Housework under socialism absolutely must be collectivized. Imagine two scenarios:
a.) A worker spends eight hours (or less, depending on whether full employment has yet been accomplished) on the job. After work, the worker faces three hours of domestic chores.
b.) A worker spends eight hours on the job. During those eight hours, another worker has dusted, vacuumed, swept and mopped, washed and folded the laundry, cleaned the dishes, and cooked dinner. After their respective shifts, both workers return to clean homes, with no responsibility to conduct further labor.

As a full-time worker, it is apparent to me that choice a.) is the more desirable and more equitable choice because, paid or unpaid, housework after a long day at work is an undesirable burden. Collectivized housework allows both workers to contribute meaningfully to society then enjoy their leisure time unencumbered by the demands of a second job.

7.) I take issue with Federici's inexplicable negative characterization of the "career woman." She characterizes the struggle of the "career woman" as a meaningless one by using the word "worthwhile" sarcastically, then claims that women with careers do not utilize "unity and struggle" to achieve their goals and habitually oppress and exploit other women. While this might sometimes be the case, it is unfair to completely dismiss professional women who are only able to pursue a career as a direct result of feminist battles for maternity leave and workplace equality and who do not build their careers on the backs of other women.****

*The usual left communist argument could be made here: that wages for housework would somewhat ease the burden of living under capitalism, thereby resulting in a delay of revolution. While I am not prepared to support that argument (for is it not self-righteous and privileged--not to mention historically questionable--to suggest that workers should suffer more intensely in order to more swiftly bring about revolution? Do workers not historically fight against capital more effectively when they are well fed, properly clothed, and safely housed?), I do understand  its internal logic, while simultaneously marveling at its icy condescension.

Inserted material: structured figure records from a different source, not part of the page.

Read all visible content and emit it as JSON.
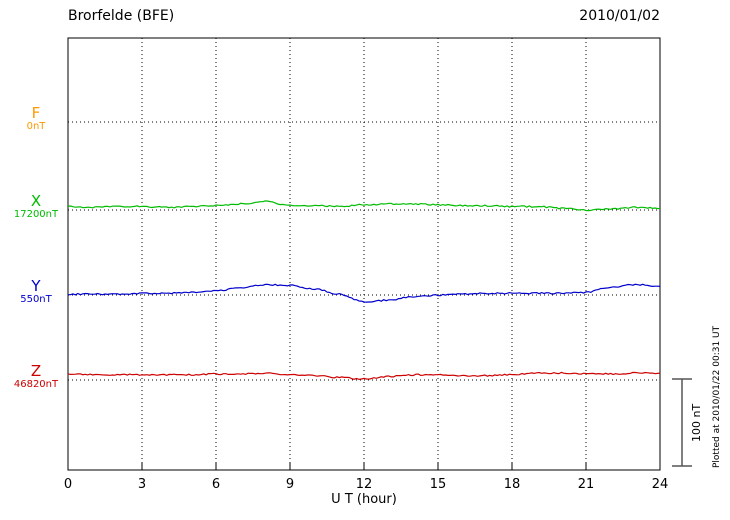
{
  "header": {
    "title": "Brorfelde (BFE)",
    "date": "2010/01/02"
  },
  "footer": {
    "plotted_note": "Plotted at 2010/01/22 00:31 UT"
  },
  "chart_data": {
    "type": "line",
    "title": "Brorfelde (BFE)",
    "date": "2010/01/02",
    "xlabel": "U T (hour)",
    "xlim": [
      0,
      24
    ],
    "x_ticks": [
      0,
      3,
      6,
      9,
      12,
      15,
      18,
      21,
      24
    ],
    "x_step_hours": 1,
    "x_unit": "hour",
    "y_unit": "nT",
    "grid": "dotted vertical lines every 3 h; dotted horizontal line at each channel baseline",
    "scale_bar": {
      "label": "100 nT",
      "nT": 100
    },
    "series": [
      {
        "name": "F",
        "baseline_label": "0nT",
        "color": "#ff9900",
        "values_deviation_nT": []
      },
      {
        "name": "X",
        "baseline_label": "17200nT",
        "color": "#00bb00",
        "values_deviation_nT": [
          4,
          3,
          4,
          4,
          3,
          4,
          5,
          7,
          10,
          5,
          5,
          4,
          6,
          7,
          7,
          6,
          5,
          5,
          4,
          4,
          2,
          0,
          1,
          3,
          2
        ]
      },
      {
        "name": "Y",
        "baseline_label": "550nT",
        "color": "#0000cc",
        "values_deviation_nT": [
          1,
          1,
          1,
          2,
          2,
          3,
          5,
          8,
          12,
          11,
          7,
          1,
          -8,
          -6,
          -2,
          0,
          1,
          2,
          2,
          2,
          2,
          3,
          9,
          12,
          10
        ]
      },
      {
        "name": "Z",
        "baseline_label": "46820nT",
        "color": "#cc0000",
        "values_deviation_nT": [
          7,
          6,
          6,
          6,
          6,
          6,
          7,
          7,
          8,
          6,
          5,
          3,
          1,
          4,
          6,
          6,
          5,
          5,
          6,
          8,
          8,
          7,
          7,
          8,
          8
        ]
      }
    ]
  }
}
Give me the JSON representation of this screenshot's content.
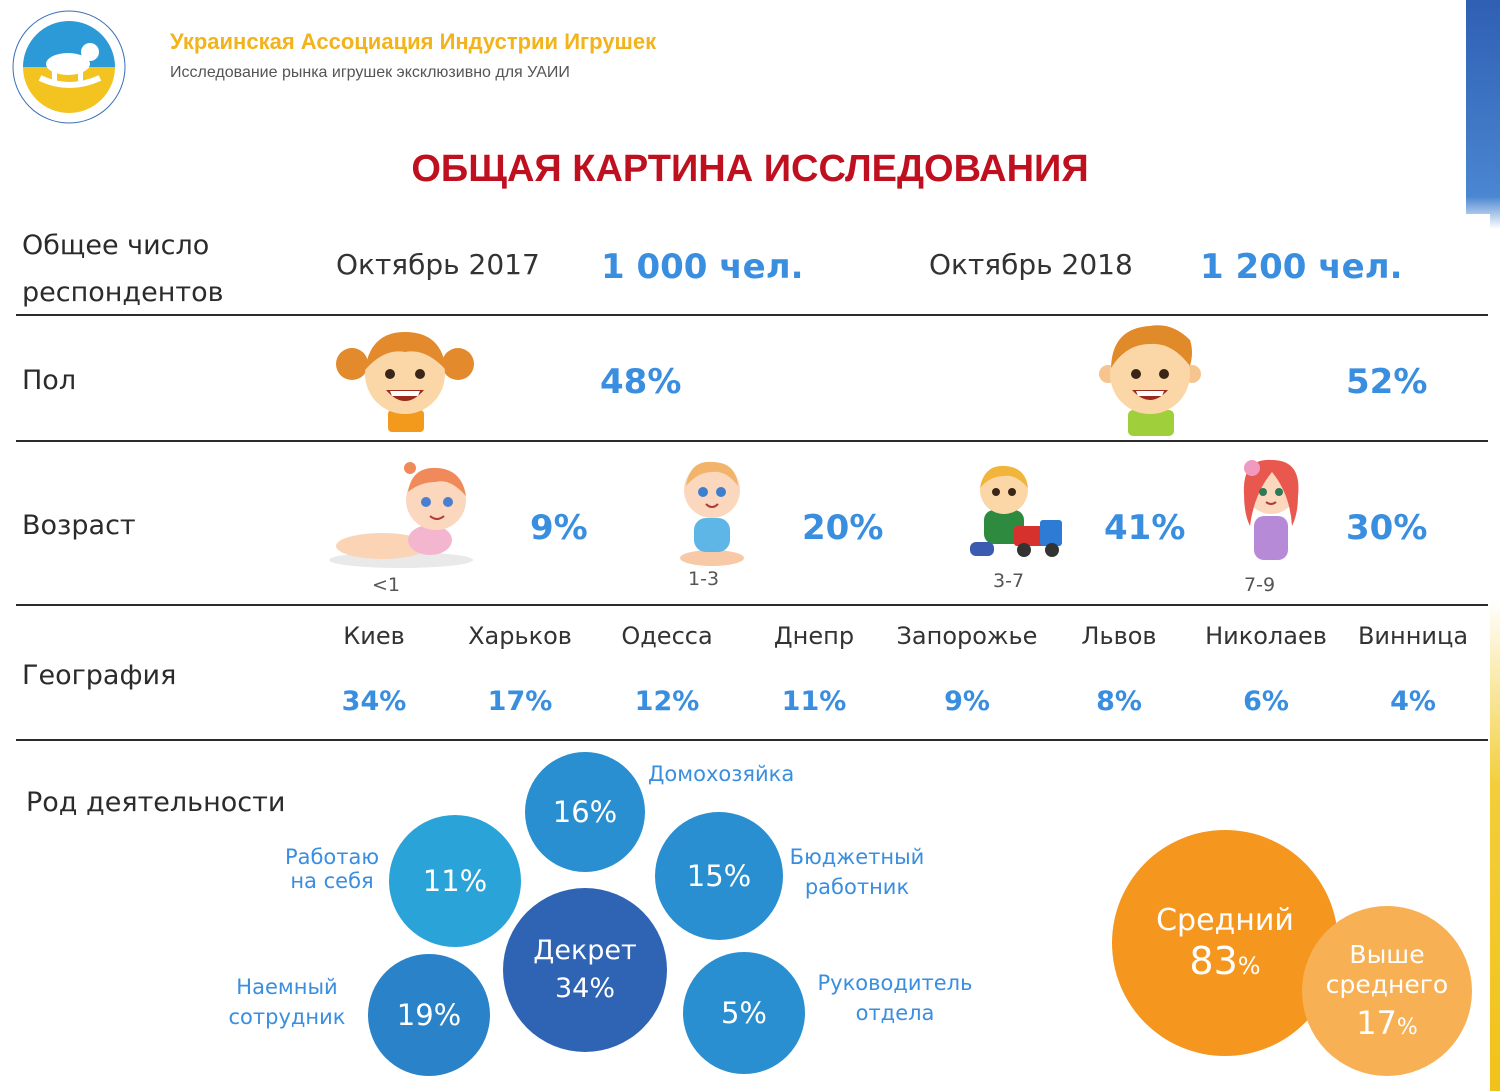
{
  "header": {
    "org_title": "Украинская Ассоциация Индустрии Игрушек",
    "org_subtitle": "Исследование рынка игрушек эксклюзивно для УАИИ"
  },
  "page_title": "ОБЩАЯ КАРТИНА ИССЛЕДОВАНИЯ",
  "respondents": {
    "label_line1": "Общее число",
    "label_line2": "респондентов",
    "periods": [
      {
        "month": "Октябрь 2017",
        "count": "1 000 чел."
      },
      {
        "month": "Октябрь 2018",
        "count": "1 200 чел."
      }
    ]
  },
  "gender": {
    "label": "Пол",
    "girls": "48%",
    "boys": "52%"
  },
  "age": {
    "label": "Возраст",
    "groups": [
      {
        "range": "<1",
        "value": "9%"
      },
      {
        "range": "1-3",
        "value": "20%"
      },
      {
        "range": "3-7",
        "value": "41%"
      },
      {
        "range": "7-9",
        "value": "30%"
      }
    ]
  },
  "geography": {
    "label": "География",
    "cities": [
      {
        "name": "Киев",
        "value": "34%"
      },
      {
        "name": "Харьков",
        "value": "17%"
      },
      {
        "name": "Одесса",
        "value": "12%"
      },
      {
        "name": "Днепр",
        "value": "11%"
      },
      {
        "name": "Запорожье",
        "value": "9%"
      },
      {
        "name": "Львов",
        "value": "8%"
      },
      {
        "name": "Николаев",
        "value": "6%"
      },
      {
        "name": "Винница",
        "value": "4%"
      }
    ]
  },
  "occupation": {
    "label": "Род деятельности",
    "items": {
      "housewife": {
        "value": "16%",
        "label": "Домохозяйка"
      },
      "self_employed": {
        "value": "11%",
        "label_line1": "Работаю",
        "label_line2": "на себя"
      },
      "budget": {
        "value": "15%",
        "label_line1": "Бюджетный",
        "label_line2": "работник"
      },
      "maternity": {
        "name": "Декрет",
        "value": "34%"
      },
      "employee": {
        "value": "19%",
        "label_line1": "Наемный",
        "label_line2": "сотрудник"
      },
      "manager": {
        "value": "5%",
        "label_line1": "Руководитель",
        "label_line2": "отдела"
      }
    }
  },
  "income": {
    "average": {
      "name": "Средний",
      "value": "83",
      "unit": "%"
    },
    "above": {
      "name_line1": "Выше",
      "name_line2": "среднего",
      "value": "17",
      "unit": "%"
    }
  },
  "colors": {
    "title_red": "#bf1020",
    "header_gold": "#f2b31b",
    "accent_blue": "#3a8ee0",
    "bubble_light": "#2aa3d8",
    "bubble_mid": "#2a82c8",
    "bubble_dark": "#2f63b3",
    "orange": "#f5961e",
    "orange_light": "#f7b053"
  }
}
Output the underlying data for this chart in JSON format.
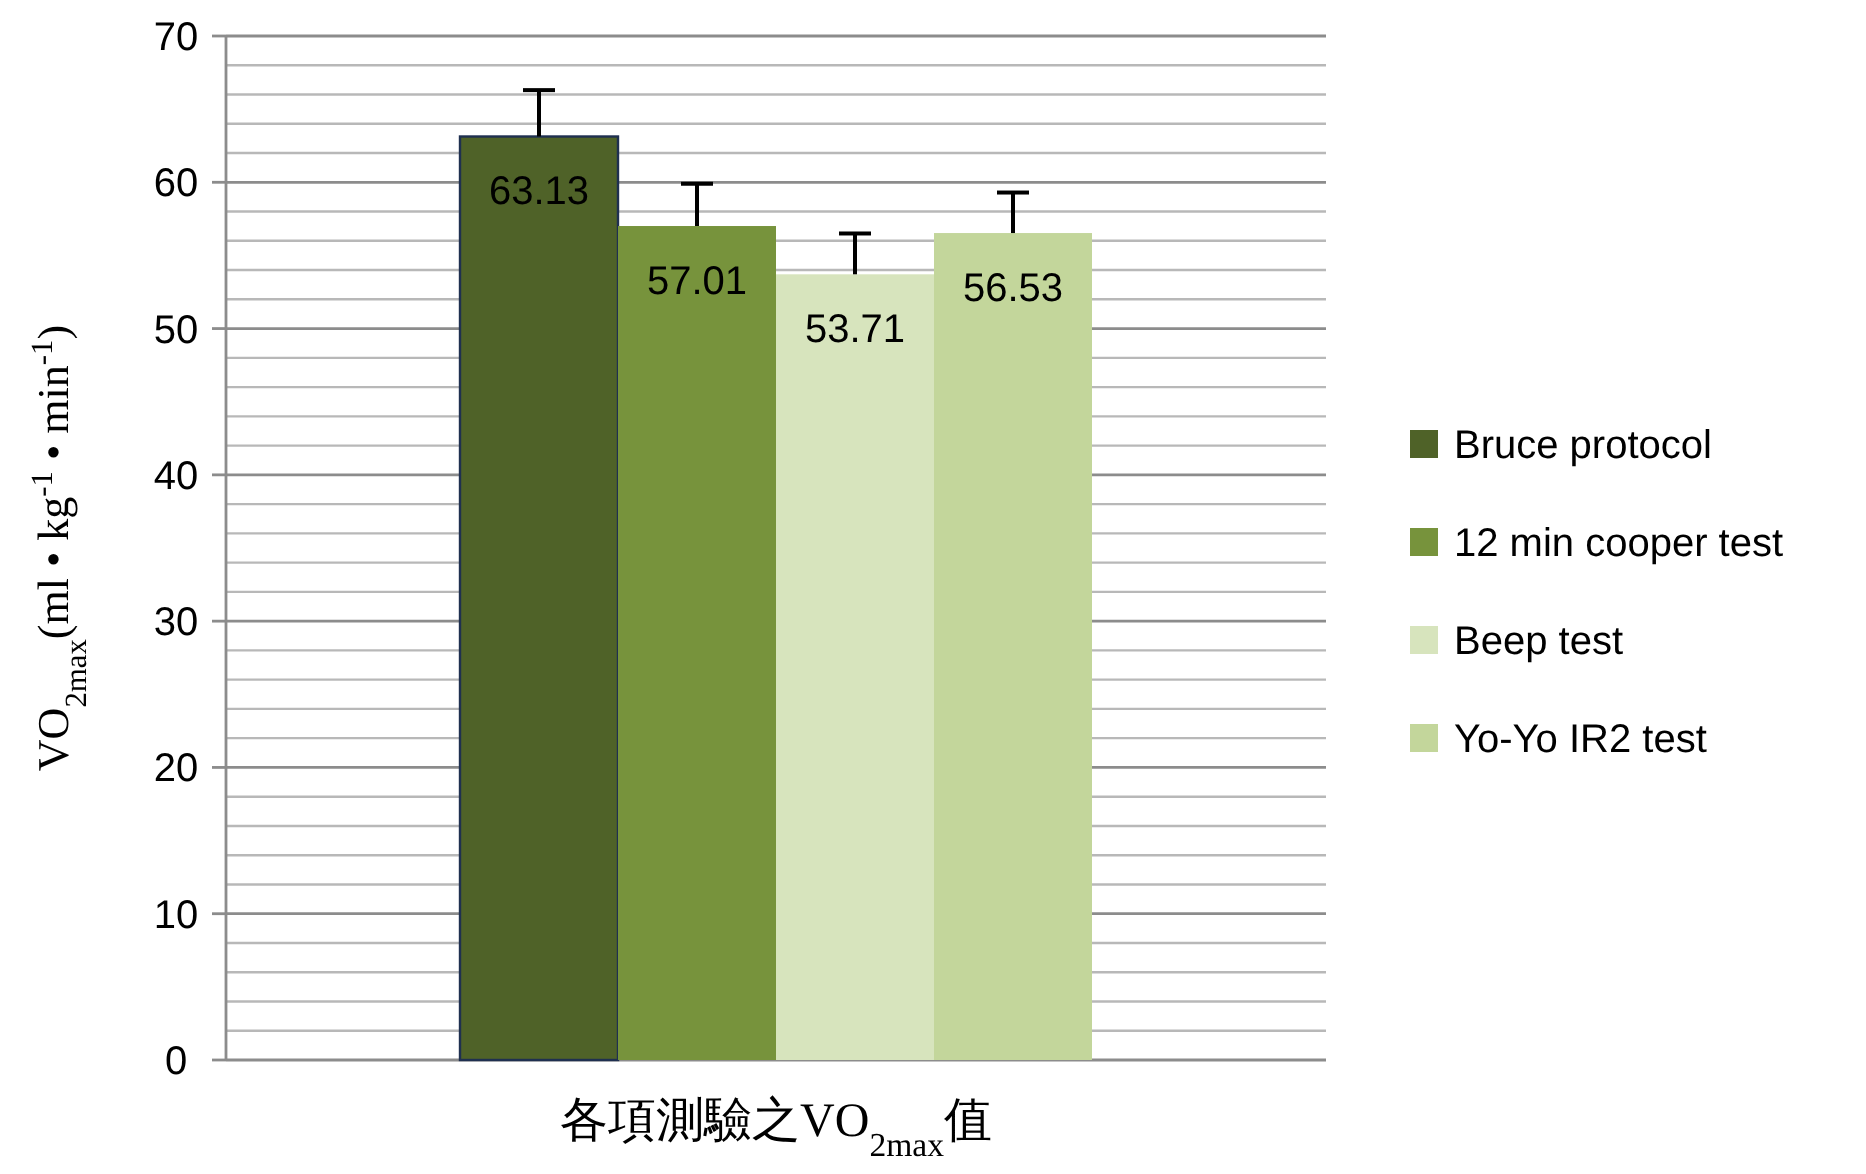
{
  "chart_data": {
    "type": "bar",
    "xlabel": "各項測驗之VO$_{2max}$值",
    "ylabel": "VO$_{2max}$(ml • kg$^{-1}$ • min$^{-1}$)",
    "categories": [
      null
    ],
    "series": [
      {
        "name": "Bruce protocol",
        "color": "#4f6228",
        "values": [
          63.13
        ],
        "errors": [
          [
            63.13,
            66.3
          ]
        ]
      },
      {
        "name": "12 min cooper test",
        "color": "#77933c",
        "values": [
          57.01
        ],
        "errors": [
          [
            57.01,
            59.9
          ]
        ]
      },
      {
        "name": "Beep test",
        "color": "#d7e4bd",
        "values": [
          53.71
        ],
        "errors": [
          [
            53.71,
            56.5
          ]
        ]
      },
      {
        "name": "Yo-Yo IR2 test",
        "color": "#c3d69b",
        "values": [
          56.53
        ],
        "errors": [
          [
            56.53,
            59.3
          ]
        ]
      }
    ],
    "ylim": [
      0,
      70
    ],
    "yticks": [
      0,
      {
        "value": 2,
        "label": null
      },
      {
        "value": 4,
        "label": null
      },
      {
        "value": 6,
        "label": null
      },
      {
        "value": 8,
        "label": null
      },
      10,
      {
        "value": 12,
        "label": null
      },
      {
        "value": 14,
        "label": null
      },
      {
        "value": 16,
        "label": null
      },
      {
        "value": 18,
        "label": null
      },
      20,
      {
        "value": 22,
        "label": null
      },
      {
        "value": 24,
        "label": null
      },
      {
        "value": 26,
        "label": null
      },
      {
        "value": 28,
        "label": null
      },
      30,
      {
        "value": 32,
        "label": null
      },
      {
        "value": 34,
        "label": null
      },
      {
        "value": 36,
        "label": null
      },
      {
        "value": 38,
        "label": null
      },
      40,
      {
        "value": 42,
        "label": null
      },
      {
        "value": 44,
        "label": null
      },
      {
        "value": 46,
        "label": null
      },
      {
        "value": 48,
        "label": null
      },
      50,
      {
        "value": 52,
        "label": null
      },
      {
        "value": 54,
        "label": null
      },
      {
        "value": 56,
        "label": null
      },
      {
        "value": 58,
        "label": null
      },
      60,
      {
        "value": 62,
        "label": null
      },
      {
        "value": 64,
        "label": null
      },
      {
        "value": 66,
        "label": null
      },
      {
        "value": 68,
        "label": null
      },
      70
    ],
    "grid": "y",
    "legend": "right",
    "data_labels": true
  }
}
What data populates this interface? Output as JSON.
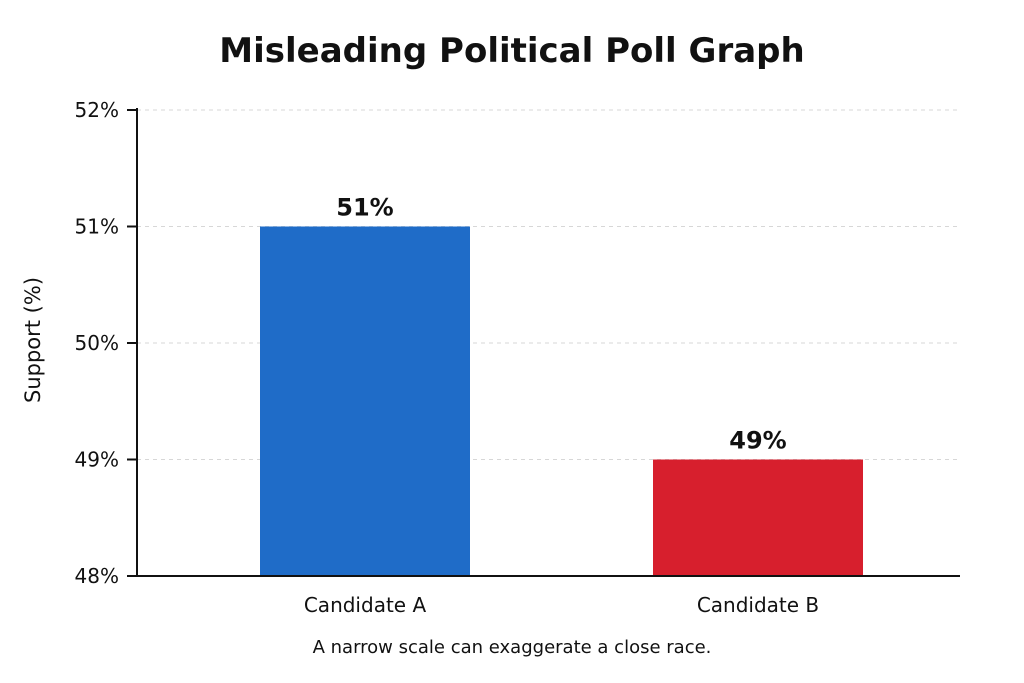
{
  "chart_data": {
    "type": "bar",
    "title": "Misleading Political Poll Graph",
    "xlabel": "",
    "ylabel": "Support (%)",
    "categories": [
      "Candidate A",
      "Candidate B"
    ],
    "values": [
      51,
      49
    ],
    "value_labels": [
      "51%",
      "49%"
    ],
    "ylim": [
      48,
      52
    ],
    "yticks": [
      48,
      49,
      50,
      51,
      52
    ],
    "ytick_labels": [
      "48%",
      "49%",
      "50%",
      "51%",
      "52%"
    ],
    "colors": [
      "#1f6cc8",
      "#d71f2d"
    ],
    "grid": true,
    "caption": "A narrow scale can exaggerate a close race."
  }
}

**My analysis primarily addresses heterosexual relations of power under capital because that is Federici's primary focus although I would like to examine her occasional provocative comments about homosexuality and labor in a later post.

***The childcare currently in the US is privatized and run by underpaid, underqualified, disinterested (and often abusive) parties charging exorbitant fees or that are subsidized by a state that will not (and perhaps cannot) prioritize child care.

**** Under capitalism it is impossible to avoid building something on the back of some woman somewhere in the world. Therefore, "career women" do oppress other women. However, it is unfair to dismiss "career women" (while presumably allowing others a free pass) with a sneer because they participate in exploitation common to everyone who pays taxes and consumes goods in the imperialist US.